Package throughputbuffer provides a high throughput indefinitely growing io.ReadWriter, like bytes.Buffer, but optimized for minimal copies. It does the minimum amount of copies (1 per read + 1 per write) (or fewer through ReadFrom and WriteTo) and never has to move bytes in the buffer.

Byte slices are shared in a BufferPool. All byte slices are of the same length: the size given to New().

Buffers automatically shrink as data is read from them (they return their data to the pool).

package main

import (
	"crypto/rand"

	"github.com/Jille/throughputbuffer"
)

func main() {
	pool := throughputbuffer.New(64 * 1024 * 1024)

	buf1 := pool.Get()
	io.CopyN(buf1, rand.Reader, 1024 * 1024 * 1024)
	buf2 := pool.Get()
	io.Copy(buf2, buf1) // As data is read from buf, the byteslices are freed and reused by buf2.
}

Documentation

Overview

Package throughputbuffer provides a high throughput indefinitely growing io.ReadWriter. It does the minimum amount of copies (1 per read + 1 per write) and never has to move bytes in the buffer.

Memory is freed once read.

Index

Constants

This section is empty.

Variables

This section is empty.

Functions

This section is empty.

Types

type Buffer

type Buffer struct {
	// contains filtered or unexported fields
}

Buffer is a io.ReadWriter that can grow infinitely and does the minimum amount of copies (1 per read + 1 per write) and never has to move bytes.

func (*Buffer) Bytes

func (b *Buffer) Bytes() []byte

Bytes consumes all the data and returns it as a byte slice.

func (*Buffer) Clone added in v0.3.0

func (b *Buffer) Clone() *Buffer

Clone returns a copy of this Buffer. Existing data is shared between the two, but they can be used completely independently. Reads and writes to any of the clones won't affect the other. Clones (and the original) can be cloned again. Clone can only be called concurrently with itself after this Buffer has been cloned at least once. Clone can not be called concurrently with any other methods on *this* Buffer (but is immune to calls on clones of this Buffer).

func (*Buffer) Len

func (b *Buffer) Len() int

Len returns the number of bytes in the buffer.

func (*Buffer) Read

func (b *Buffer) Read(p []byte) (int, error)

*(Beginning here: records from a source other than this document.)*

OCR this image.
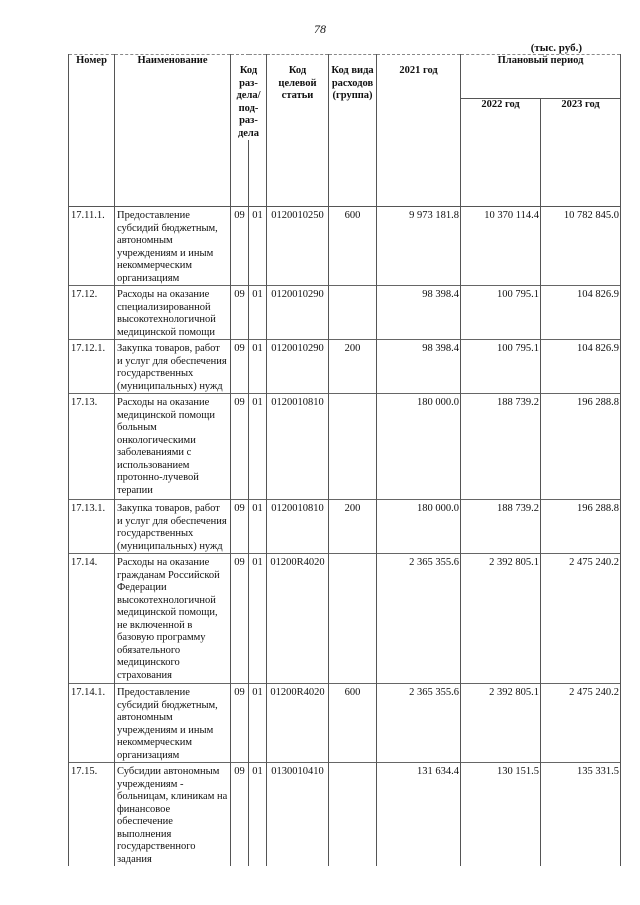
78
(тыс. руб.)
Номер	Наименование	Код раз-дела/ под-раз-дела		Код целевой статьи	Код вида расходов (группа)	2021 год	Плановый период	
							2022 год	2023 год

17.11.1.	Предоставление субсидий бюджетным, автономным учреждениям и иным некоммерческим организациям	09	01	0120010250	600	9 973 181.8	10 370 114.4	10 782 845.0
17.12.	Расходы на оказание специализированной высокотехнологичной медицинской помощи	09	01	0120010290		98 398.4	100 795.1	104 826.9
17.12.1.	Закупка товаров, работ и услуг для обеспечения государственных (муниципальных) нужд	09	01	0120010290	200	98 398.4	100 795.1	104 826.9
17.13.	Расходы на оказание медицинской помощи больным онкологическими заболеваниями с использованием протонно-лучевой терапии	09	01	0120010810		180 000.0	188 739.2	196 288.8
17.13.1.	Закупка товаров, работ и услуг для обеспечения государственных (муниципальных) нужд	09	01	0120010810	200	180 000.0	188 739.2	196 288.8
17.14.	Расходы на оказание гражданам Российской Федерации высокотехнологичной медицинской помощи, не включенной в базовую программу обязательного медицинского страхования	09	01	01200R4020		2 365 355.6	2 392 805.1	2 475 240.2
17.14.1.	Предоставление субсидий бюджетным, автономным учреждениям и иным некоммерческим организациям	09	01	01200R4020	600	2 365 355.6	2 392 805.1	2 475 240.2
17.15.	Субсидии автономным учреждениям - больницам, клиникам на финансовое обеспечение выполнения государственного задания	09	01	0130010410		131 634.4	130 151.5	135 331.5
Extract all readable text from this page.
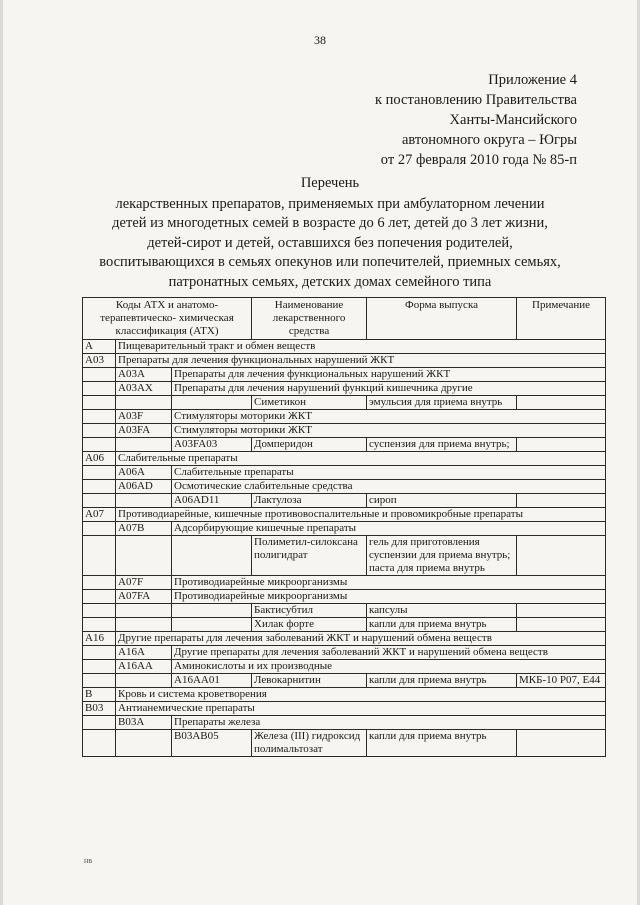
38
Приложение 4
к постановлению Правительства
Ханты-Мансийского
автономного округа – Югры
от 27 февраля 2010 года № 85-п
Перечень
лекарственных препаратов, применяемых при амбулаторном лечении
детей из многодетных семей в возрасте до 6 лет, детей до 3 лет жизни,
детей-сирот и детей, оставшихся без попечения родителей,
воспитывающихся в семьях опекунов или попечителей, приемных семьях,
патронатных семьях, детских домах семейного типа
Коды АТХ и анатомо-терапевтическо- химическая классификация (АТХ)			Наименование лекарственного средства	Форма выпуска	Примечание
A	Пищеварительный тракт и обмен веществ				
A03	Препараты для лечения функциональных нарушений ЖКТ				
	A03A	Препараты для лечения функциональных нарушений ЖКТ			
	A03AX	Препараты для лечения нарушений функций кишечника другие			
			Симетикон	эмульсия для приема внутрь	
	A03F	Стимуляторы моторики ЖКТ			
	A03FA	Стимуляторы моторики ЖКТ			
		A03FA03	Домперидон	суспензия для приема внутрь;	
A06	Слабительные препараты				
	A06A	Слабительные препараты			
	A06AD	Осмотические слабительные средства			
		A06AD11	Лактулоза	сироп	
A07	Противодиарейные, кишечные противовоспалительные и провомикробные препараты				
	A07B	Адсорбирующие кишечные препараты			
			Полиметил-силоксана полигидрат	гель для приготовления суспензии для приема внутрь; паста для приема внутрь	
	A07F	Противодиарейные микроорганизмы			
	A07FA	Противодиарейные микроорганизмы			
			Бактисубтил	капсулы	
			Хилак форте	капли для приема внутрь	
A16	Другие препараты для лечения заболеваний ЖКТ и нарушений обмена веществ				
	A16A	Другие препараты для лечения заболеваний ЖКТ и нарушений обмена веществ			
	A16AA	Аминокислоты и их производные			
		A16AA01	Левокарнитин	капли для приема внутрь	МКБ-10 Р07, Е44
B	Кровь и система кроветворения				
B03	Антианемические препараты				
	B03A	Препараты железа			
		B03AB05	Железа (III) гидроксид полимальтозат	капли для приема внутрь	
нв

Read consumes len(p) bytes from the buffer (or less if the buffer is smaller). The only error it can return is io.EOF.

func (*Buffer) ReadFrom

func (b *Buffer) ReadFrom(r io.Reader) (int64, error)

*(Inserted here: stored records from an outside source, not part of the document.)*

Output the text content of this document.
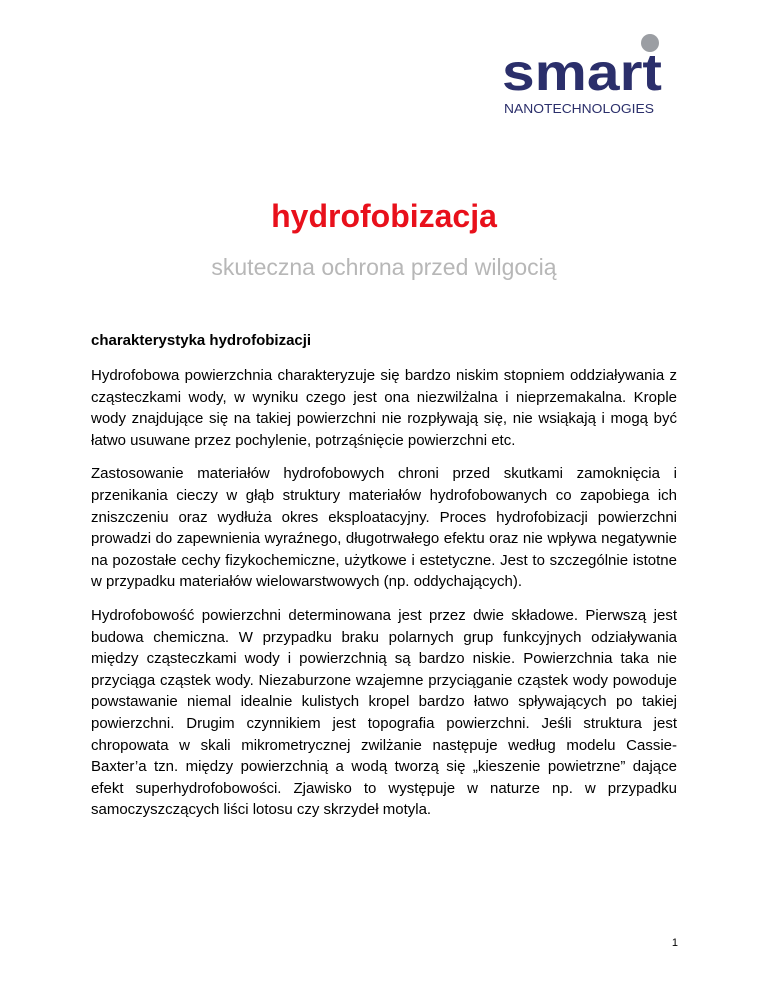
smart
NANOTECHNOLOGIES
hydrofobizacja
skuteczna ochrona przed wilgocią

charakterystyka hydrofobizacji

Hydrofobowa powierzchnia charakteryzuje się bardzo niskim stopniem oddziaływania z cząsteczkami wody, w wyniku czego jest ona niezwilżalna i nieprzemakalna. Krople wody znajdujące się na takiej powierzchni nie rozpływają się, nie wsiąkają i mogą być łatwo usuwane przez pochylenie, potrząśnięcie powierzchni etc.

Zastosowanie materiałów hydrofobowych chroni przed skutkami zamoknięcia i przenikania cieczy w głąb struktury materiałów hydrofobowanych co zapobiega ich zniszczeniu oraz wydłuża okres eksploatacyjny. Proces hydrofobizacji powierzchni prowadzi do zapewnienia wyraźnego, długotrwałego efektu oraz nie wpływa negatywnie na pozostałe cechy fizykochemiczne, użytkowe i estetyczne. Jest to szczególnie istotne w przypadku materiałów wielowarstwowych (np. oddychających).

Hydrofobowość powierzchni determinowana jest przez dwie składowe. Pierwszą jest budowa chemiczna. W przypadku braku polarnych grup funkcyjnych odziaływania między cząsteczkami wody i powierzchnią są bardzo niskie. Powierzchnia taka nie przyciąga cząstek wody. Niezaburzone wzajemne przyciąganie cząstek wody powoduje powstawanie niemal idealnie kulistych kropel bardzo łatwo spływających po takiej powierzchni. Drugim czynnikiem jest topografia powierzchni. Jeśli struktura jest chropowata w skali mikrometrycznej zwilżanie następuje według modelu Cassie-Baxter’a tzn. między powierzchnią a wodą tworzą się „kieszenie powietrzne” dające efekt superhydrofobowości. Zjawisko to występuje w naturze np. w przypadku samoczyszczących liści lotosu czy skrzydeł motyla.

1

ReadFrom reads all data from r and return the number of bytes read and the error from the reader.

func (*Buffer) Reset added in v0.2.0

func (b *Buffer) Reset()

Reset discards the contents back to the pool. The Buffer can be reused after this.

func (*Buffer) Write

func (b *Buffer) Write(p []byte) (int, error)

Write the data into the buffer and return len(p), nil. It always returns a nil error.

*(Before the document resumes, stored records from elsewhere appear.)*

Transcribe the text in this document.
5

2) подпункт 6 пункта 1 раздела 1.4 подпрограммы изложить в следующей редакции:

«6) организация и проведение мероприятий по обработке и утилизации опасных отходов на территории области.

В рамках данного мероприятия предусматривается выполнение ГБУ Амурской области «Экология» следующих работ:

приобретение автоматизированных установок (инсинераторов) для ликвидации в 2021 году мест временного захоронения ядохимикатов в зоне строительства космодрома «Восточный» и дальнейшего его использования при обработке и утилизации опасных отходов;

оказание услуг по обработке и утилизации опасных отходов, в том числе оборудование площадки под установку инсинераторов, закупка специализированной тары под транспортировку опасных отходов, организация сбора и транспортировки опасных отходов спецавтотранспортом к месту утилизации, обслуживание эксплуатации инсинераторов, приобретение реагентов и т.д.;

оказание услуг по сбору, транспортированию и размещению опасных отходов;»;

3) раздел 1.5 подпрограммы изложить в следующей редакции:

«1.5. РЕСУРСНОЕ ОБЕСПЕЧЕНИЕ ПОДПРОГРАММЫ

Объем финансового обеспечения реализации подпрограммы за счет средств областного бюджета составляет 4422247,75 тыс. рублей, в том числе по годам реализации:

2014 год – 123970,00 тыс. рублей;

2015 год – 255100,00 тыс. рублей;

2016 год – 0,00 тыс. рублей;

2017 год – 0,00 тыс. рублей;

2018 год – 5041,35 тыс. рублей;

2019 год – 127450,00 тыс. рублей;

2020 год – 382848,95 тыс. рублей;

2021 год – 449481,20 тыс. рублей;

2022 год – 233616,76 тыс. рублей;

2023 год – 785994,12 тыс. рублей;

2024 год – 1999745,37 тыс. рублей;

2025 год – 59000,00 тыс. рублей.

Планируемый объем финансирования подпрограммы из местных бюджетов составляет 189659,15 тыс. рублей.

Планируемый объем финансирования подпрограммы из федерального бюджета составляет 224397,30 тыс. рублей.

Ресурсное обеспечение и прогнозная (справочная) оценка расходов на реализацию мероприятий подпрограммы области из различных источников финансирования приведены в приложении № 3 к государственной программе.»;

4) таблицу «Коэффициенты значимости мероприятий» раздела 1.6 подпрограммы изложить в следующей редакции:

func (*Buffer) WriteString added in v1.0.0

func (b *Buffer) WriteString(p string) (int, error)

WriteString is like Write, but accepts a string to potentially save you a copy.

func (*Buffer) WriteTo

func (b *Buffer) WriteTo(w io.Writer) (int64, error)

WriteTo calls w.Write() repeatedly with all the data in the buffer. Any returned error is straight from w.Write(). If an error is returned, the Buffer will have consumed those bytes but is otherwise still usable. If no error is returned, the Buffer will be empty after this. If the given Writer implements `syscall.Conn`, WriteTo will try to use `unix.Writev()`.

type BufferPool

type BufferPool struct {
	// contains filtered or unexported fields
}

BufferPool holds a sync.Pool of byte slices and can be used to create new Buffers.

func New

func New(blocksize int) *BufferPool

New creates a new BufferPool. The blockSize is the size of the []byte slices internally. The blocksize should be within a few orders of magnitude of the expected size of your buffers. Using a larger blocksize results in more memory being held but unused, a smaller blocksize takes a bit more CPU cycles.

func NewFromPool added in v0.4.0

func NewFromPool(pool *sync.Pool) *BufferPool

NewFromPool creates a new BufferPool. The pool must contain []byte or *[]byte as buffers. Used buffers are not zeroed before being returned to the pool. The pool's New function must be set.

func (*BufferPool) Get

func (p *BufferPool) Get() *Buffer

Get creates a new Buffer using byte slices from this pool.